The biggest news of the week was undoubtedly John McCain’s smearing by the New York Times. While the senator may have gotten the best of it so far–even the Times‘s public editor, Clark Hoyt, felt the newspaper shouldn’t have published the piece’s most scintillating passages–E.J. Dionne pointed out that the paper’s bumbling was something of a break for McCain, and that this story might not be over yet. “Sex is to journalism what the queen of spades is to a game of hearts, it overwhelms everything,” Dionne said on This Week‘s roundtable, but he thinks “short term, McCain had a good week because all of these conservatives rallied against the New York Times. I think long term this story hangs around because the core question . . . the sex kind of drove out the legitimate part of the story in the public’s mind, which is, ‘is this Saint John McCain?'” The Democratic primary rumbles on. New Jersey governor Jon Corzine dodged a question as to whether or not his party’s “super-delegates” will decide the nomination, saying “we’ll see how March 4th comes out. I’m a lot more upbeat about Senator Clinton’s chances in that period. We have a big state in Pennsylvania still to vote.” Knowing that those states probably won’t be enough to get his candidate, Hillary Clinton, over the top, Corzine ominously pointed out that his party “still [has] to sort out two very important elements, or states in our system, that is Florida and Michigan. How that ends up being decided, how those votes are taken into consideration.”

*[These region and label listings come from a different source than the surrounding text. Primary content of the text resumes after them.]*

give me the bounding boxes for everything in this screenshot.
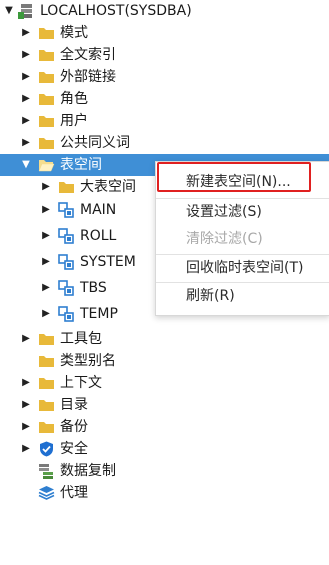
folder-icon xyxy=(38,69,55,85)
collapse-arrow-icon[interactable]: ▶ xyxy=(20,394,32,416)
tree-node-localhost[interactable]: ▼ LOCALHOST(SYSDBA) xyxy=(0,0,329,22)
tree-node-label: SYSTEM xyxy=(80,254,136,270)
shield-icon xyxy=(38,441,55,457)
folder-icon xyxy=(58,179,75,195)
tree-node-fulltext-index[interactable]: ▶ 全文索引 xyxy=(0,44,329,66)
tree-node-packages[interactable]: ▶ 工具包 xyxy=(0,328,329,350)
collapse-arrow-icon[interactable]: ▶ xyxy=(40,277,52,299)
tree-node-context[interactable]: ▶ 上下文 xyxy=(0,372,329,394)
tree-node-label: MAIN xyxy=(80,202,117,218)
tablespace-icon xyxy=(58,280,75,296)
tree-node-label: 外部链接 xyxy=(60,69,116,85)
server-icon xyxy=(18,3,35,19)
folder-open-icon xyxy=(38,157,55,173)
tree-node-backup[interactable]: ▶ 备份 xyxy=(0,416,329,438)
tree-node-label: 全文索引 xyxy=(60,47,116,63)
tablespace-icon xyxy=(58,228,75,244)
tree-node-label: 上下文 xyxy=(60,375,102,391)
menu-item-label: 清除过滤(C) xyxy=(186,231,263,247)
tree-node-label: 目录 xyxy=(60,397,88,413)
menu-item-set-filter[interactable]: 设置过滤(S) xyxy=(156,199,329,225)
expand-arrow-icon[interactable]: ▼ xyxy=(3,0,15,22)
collapse-arrow-icon[interactable]: ▶ xyxy=(20,110,32,132)
collapse-arrow-icon[interactable]: ▶ xyxy=(40,199,52,221)
tree-node-label: 公共同义词 xyxy=(60,135,130,151)
tree-node-directory[interactable]: ▶ 目录 xyxy=(0,394,329,416)
tree-node-label: 大表空间 xyxy=(80,179,136,195)
folder-icon xyxy=(38,47,55,63)
expand-arrow-icon[interactable]: ▼ xyxy=(20,154,32,176)
collapse-arrow-icon[interactable]: ▶ xyxy=(40,251,52,273)
folder-icon xyxy=(38,331,55,347)
tree-node-label: 角色 xyxy=(60,91,88,107)
tree-node-agent[interactable]: 代理 xyxy=(0,482,329,504)
collapse-arrow-icon[interactable]: ▶ xyxy=(20,372,32,394)
folder-icon xyxy=(38,419,55,435)
collapse-arrow-icon[interactable]: ▶ xyxy=(40,225,52,247)
menu-item-clear-filter: 清除过滤(C) xyxy=(156,226,329,252)
folder-icon xyxy=(38,397,55,413)
folder-icon xyxy=(38,135,55,151)
annotation-highlight-box xyxy=(157,162,311,192)
collapse-arrow-icon[interactable]: ▶ xyxy=(20,438,32,460)
tree-node-label: 数据复制 xyxy=(60,463,116,479)
collapse-arrow-icon[interactable]: ▶ xyxy=(40,176,52,198)
collapse-arrow-icon[interactable]: ▶ xyxy=(20,44,32,66)
collapse-arrow-icon[interactable]: ▶ xyxy=(20,88,32,110)
tree-node-label: 模式 xyxy=(60,25,88,41)
menu-item-refresh[interactable]: 刷新(R) xyxy=(156,283,329,309)
collapse-arrow-icon[interactable]: ▶ xyxy=(20,66,32,88)
folder-icon xyxy=(38,91,55,107)
tree-node-users[interactable]: ▶ 用户 xyxy=(0,110,329,132)
tablespace-icon xyxy=(58,202,75,218)
tablespace-icon xyxy=(58,306,75,322)
tree-node-schema[interactable]: ▶ 模式 xyxy=(0,22,329,44)
menu-item-label: 回收临时表空间(T) xyxy=(186,260,304,276)
agent-stack-icon xyxy=(38,485,55,501)
tree-node-label: 安全 xyxy=(60,441,88,457)
tree-node-type-alias[interactable]: 类型别名 xyxy=(0,350,329,372)
menu-item-label: 刷新(R) xyxy=(186,288,235,304)
tree-node-label: 代理 xyxy=(60,485,88,501)
tree-node-label: 表空间 xyxy=(60,157,102,173)
folder-icon xyxy=(38,353,55,369)
tree-node-data-replication[interactable]: 数据复制 xyxy=(0,460,329,482)
tree-node-label: ROLL xyxy=(80,228,117,244)
tree-node-label: 用户 xyxy=(60,113,88,129)
folder-icon xyxy=(38,25,55,41)
tree-node-security[interactable]: ▶ 安全 xyxy=(0,438,329,460)
tree-node-public-synonyms[interactable]: ▶ 公共同义词 xyxy=(0,132,329,154)
folder-icon xyxy=(38,113,55,129)
collapse-arrow-icon[interactable]: ▶ xyxy=(20,22,32,44)
folder-icon xyxy=(38,375,55,391)
menu-item-label: 设置过滤(S) xyxy=(186,204,262,220)
menu-item-reclaim-temp-tablespace[interactable]: 回收临时表空间(T) xyxy=(156,255,329,281)
replication-icon xyxy=(38,463,55,479)
collapse-arrow-icon[interactable]: ▶ xyxy=(20,132,32,154)
tablespace-icon xyxy=(58,254,75,270)
collapse-arrow-icon[interactable]: ▶ xyxy=(20,328,32,350)
tree-node-external-links[interactable]: ▶ 外部链接 xyxy=(0,66,329,88)
tree-node-label: LOCALHOST(SYSDBA) xyxy=(40,3,192,19)
tree-node-label: 工具包 xyxy=(60,331,102,347)
collapse-arrow-icon[interactable]: ▶ xyxy=(20,416,32,438)
tree-node-label: 备份 xyxy=(60,419,88,435)
tree-node-roles[interactable]: ▶ 角色 xyxy=(0,88,329,110)
tree-node-label: 类型别名 xyxy=(60,353,116,369)
tree-node-label: TEMP xyxy=(80,306,118,322)
tree-node-label: TBS xyxy=(80,280,107,296)
collapse-arrow-icon[interactable]: ▶ xyxy=(40,303,52,325)
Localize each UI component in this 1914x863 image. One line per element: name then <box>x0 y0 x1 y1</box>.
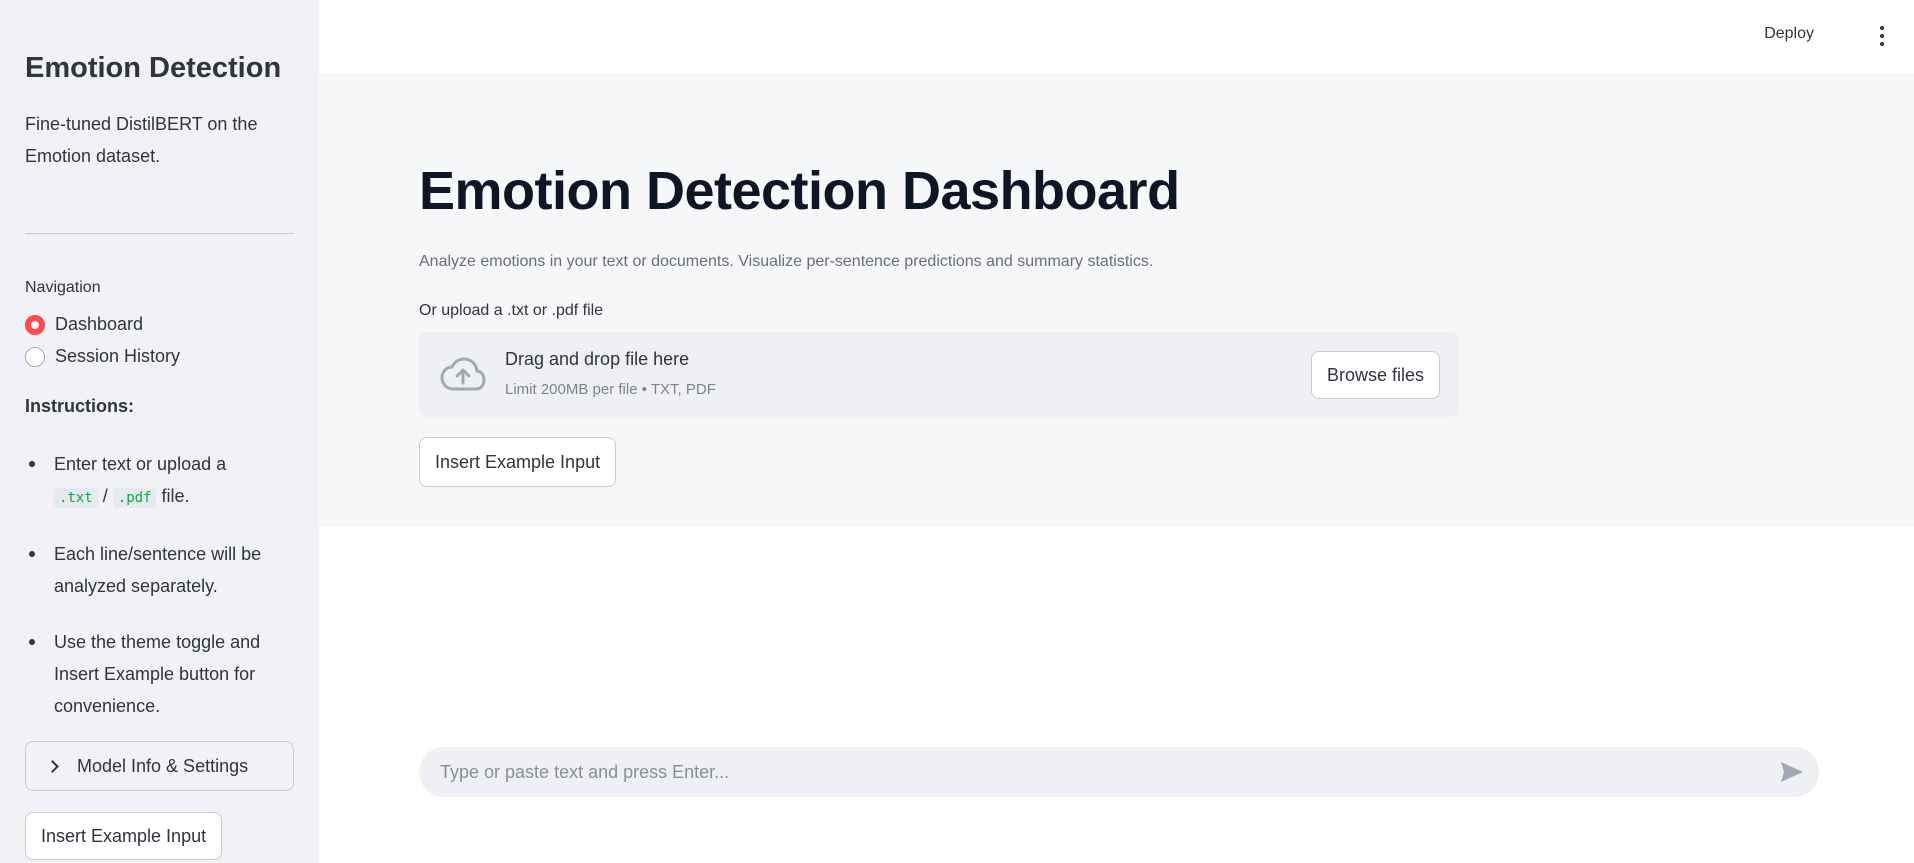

Why does the Clinton camp need to break the rules and get Florida and Michigan’s delegates seated? Chuck Todd explained on Meet the Press:
Oh, and Ralph Nader announced his candidacy for president as well, taking up a full segment on Meet the Press to do so. I’ll be curious to see if Tim Russert grants Lyndon LaRouche equal time. The two will have about the same level of impact on the race this year.